Some people say that they are waiting on God to present them their husband or wife to be. They use this as a very spiritual attitude to explain why they are still single. But often this attitude hides little monsters that should be taken down!
Sometimes we believe in God, we place our trust in Him, but not for the right reasons. For example a few years ago, I had a big toothache. I asked people to pray for me, but I did not go see a dentist. Morning and evening I confessed my healing. But the real reason why I clung to my faith, was because I was scared of dentists! God did not miraculously heal my teeth that time because I believe He preferred that I was delivered from that fear. He does not want his children to live in fear.
Many people share this same kind of testimony. They say they have faith to be healed and do not consult a physician because in reality they are afraid of doctors or what the doctors might tell them. It’s good to have faith, but we shouldn’t use our faith to hide our fears. Several singles, that my husband and I met also hid behind their faith to not face their fears.
One of the greatest fears: fear of choosing the wrong person.

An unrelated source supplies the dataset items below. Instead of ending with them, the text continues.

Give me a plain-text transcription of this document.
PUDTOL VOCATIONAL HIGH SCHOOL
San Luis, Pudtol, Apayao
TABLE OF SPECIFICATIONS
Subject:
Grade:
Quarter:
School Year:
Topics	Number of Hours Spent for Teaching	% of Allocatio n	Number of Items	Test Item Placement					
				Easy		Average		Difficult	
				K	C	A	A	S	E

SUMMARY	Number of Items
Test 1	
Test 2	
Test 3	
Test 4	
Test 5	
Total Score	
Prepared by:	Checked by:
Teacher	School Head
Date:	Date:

One young woman was a prominent leader in her church. She had seen so many young women around her make bad choices regarding relationships, that she decided not to look for one. She really wanted to get married, but she was afraid of choosing poorly. So she was the first to encourage other singles to “wait for the Lord” and wait, and that’s all she did. If a man did approach her, she was quick to find faults in him and disqualified him. As soon as she felt her heart beat faster, she didn’t trust it and retreated stating she had got the sign from God she had asked for. Her approach looked really spiritual, but in fact, she needed to be delivered from this fear.
To be delivered from the fear of making a mistake, we must understand that there is not a perfect partner (except Christ) and that we cannot control other people’s lives. Even if we choose a good Christian today, it is possible that they will turn away from God during a time of trouble after the wedding. This is why we should not marry (or even seek a partner) according to their church status, or title. We must look at the heart, and be willing to serve each other, no matter the season of their life.
Obviously, we need to choose a partner that shows a close relationship with Christ, we should discern a genuine love for God in them before we commit our lives. It is always prudent to seek advice from a spiritual authority about our partner, but even then, we can never be 100% certain of our choice. Marriage is an act of faith. A perfect partner does not exist. It’s not because they might make mistakes that you will have made a mistake in choosing them! You will need to work together, mutually supporting each other in your weakness.
Knowing this, we must renounce the fear of choosing the wrong person. Yes, we take precautions, but falling in love is stepping into the unknown. Do not live in fear, and above all, do not use your faith to hide that fear.